Friday, July 22, 2011

City Should Stick to the Law and Evidence When it Comes to Cellphones and Health

Recently in the news is the San Francisco Board of Supervisors' latest misguided attempts to impose health warning mandates on stores selling cellphones. This latest stab by the San Francisco Board comes in the wake of yet another published scientific study suggesting cellphones do not pose the kinds of dangers that certain San Francisco politicians persist in claiming they might.

Apparently, the San Francisco Board is seeking to amend the wireless warnings ordinance it adopted last year that required stores to post each phone' "specific absorption rate" or SAR – a measure of radiation absorbed by a user's body. This prompted an industry lawsuit against the city, since the federal government has broad authority over the electromagnetic spectrum and wireless and exclusive authority over wireless "entry" under. As the initial lawsuit complaint spells out plainly, federal government clearly occupies the field when it comes to radio frequency (RF) emissions and SARs, including a number of FCC regulations dealing specifically with SARs. CTIA later amended its lawsuit complaint to include a First Amendment challenge to the ordinance. So now the San Francisco Board is trying to get around the lack of scientific merit, federal preemption, and First Amendment problems by dropping the SARs warning and instead imposing some kind of generic warning about radiation.

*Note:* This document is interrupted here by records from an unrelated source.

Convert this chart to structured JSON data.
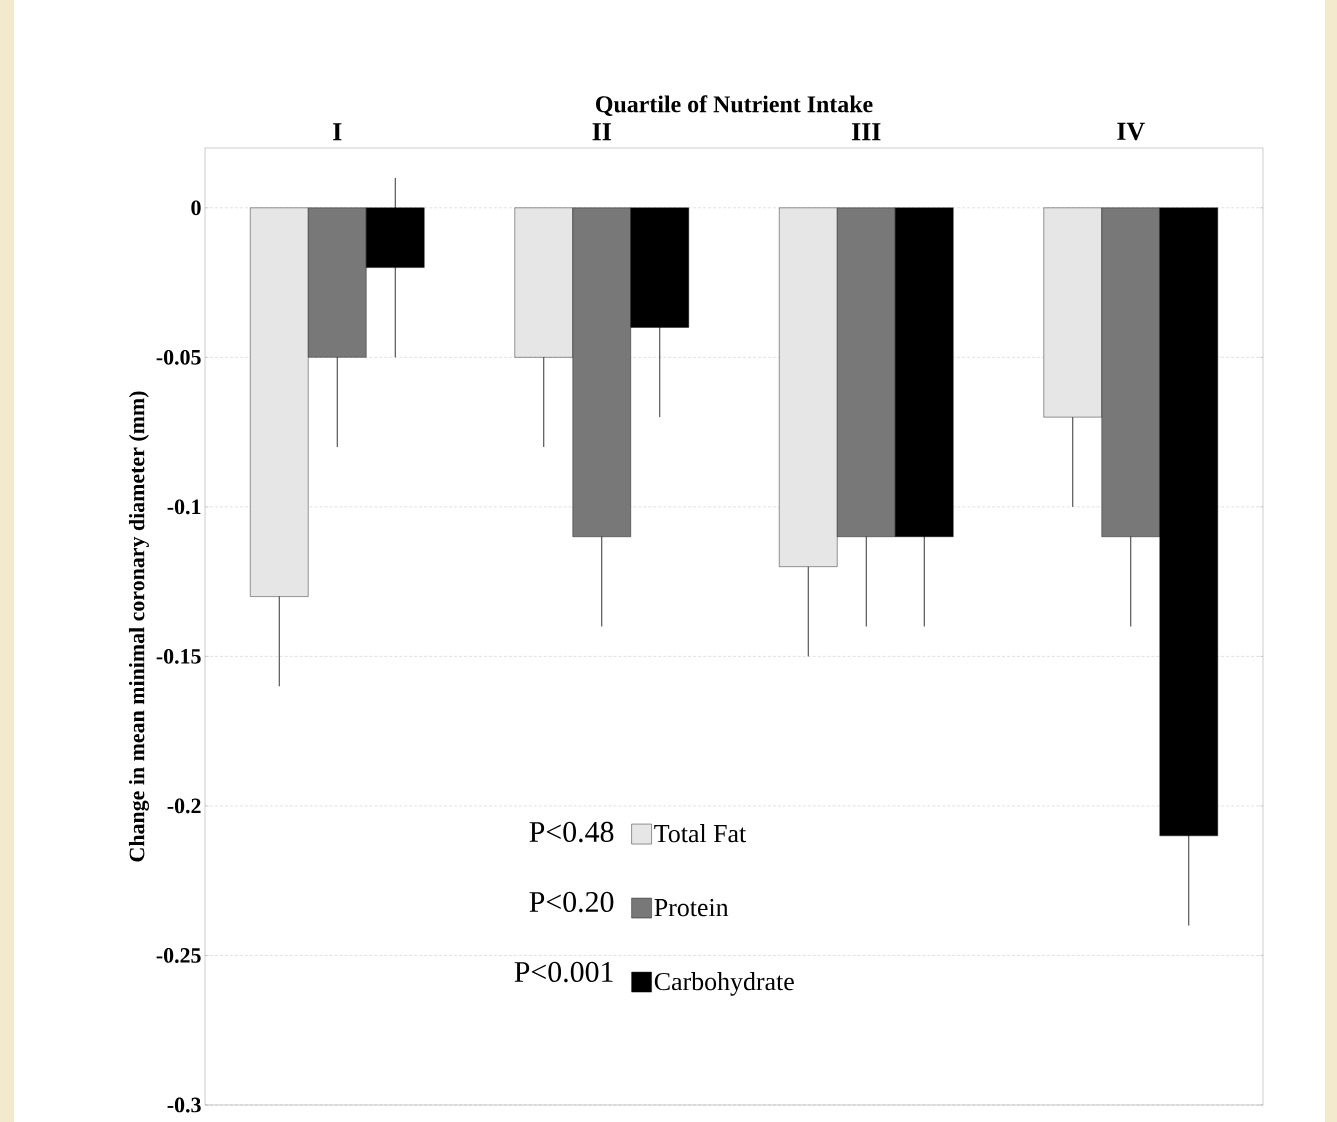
{
  "chart_data": {
    "type": "bar",
    "xlabel": "Quartile of Nutrient Intake",
    "ylabel": "Change in mean minimal coronary diameter (mm)",
    "categories": [
      "I",
      "II",
      "III",
      "IV"
    ],
    "series": [
      {
        "name": "Total Fat",
        "color": "#e6e6e6",
        "values": [
          -0.13,
          -0.05,
          -0.12,
          -0.07
        ],
        "errors": [
          0.03,
          0.03,
          0.03,
          0.03
        ]
      },
      {
        "name": "Protein",
        "color": "#787878",
        "values": [
          -0.05,
          -0.11,
          -0.11,
          -0.11
        ],
        "errors": [
          0.03,
          0.03,
          0.03,
          0.03
        ]
      },
      {
        "name": "Carbohydrate",
        "color": "#000000",
        "values": [
          -0.02,
          -0.04,
          -0.11,
          -0.21
        ],
        "errors": [
          0.03,
          0.03,
          0.03,
          0.03
        ]
      }
    ],
    "ylim": [
      -0.3,
      0.02
    ],
    "yticks": [
      0,
      {
        "value": -0.05,
        "label": "-0.05"
      },
      {
        "value": -0.1,
        "label": "-0.1"
      },
      {
        "value": -0.15,
        "label": "-0.15"
      },
      {
        "value": -0.2,
        "label": "-0.2"
      },
      {
        "value": -0.25,
        "label": "-0.25"
      },
      {
        "value": -0.3,
        "label": "-0.3"
      }
    ],
    "grid": "y",
    "legend": "bottom",
    "annotations": [
      "P<0.48",
      "P<0.20",
      "P<0.001"
    ]
  }
}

Frankly, the San Francisco Board has little to no credibility when it comes to wireless handset technologies and medical health issues. Its ordinance and revision efforts are unwarranted, unwise, and a waste of time. The better approach is found in the American Legislative Exchange Council's Resolution Opposing State and Local Mandates Requiring Warning Labels on Wireless Devices and Packaging. The San Francisco Board should direct any concerns they have to the federal authorities that actually have jurisdiction over the matter.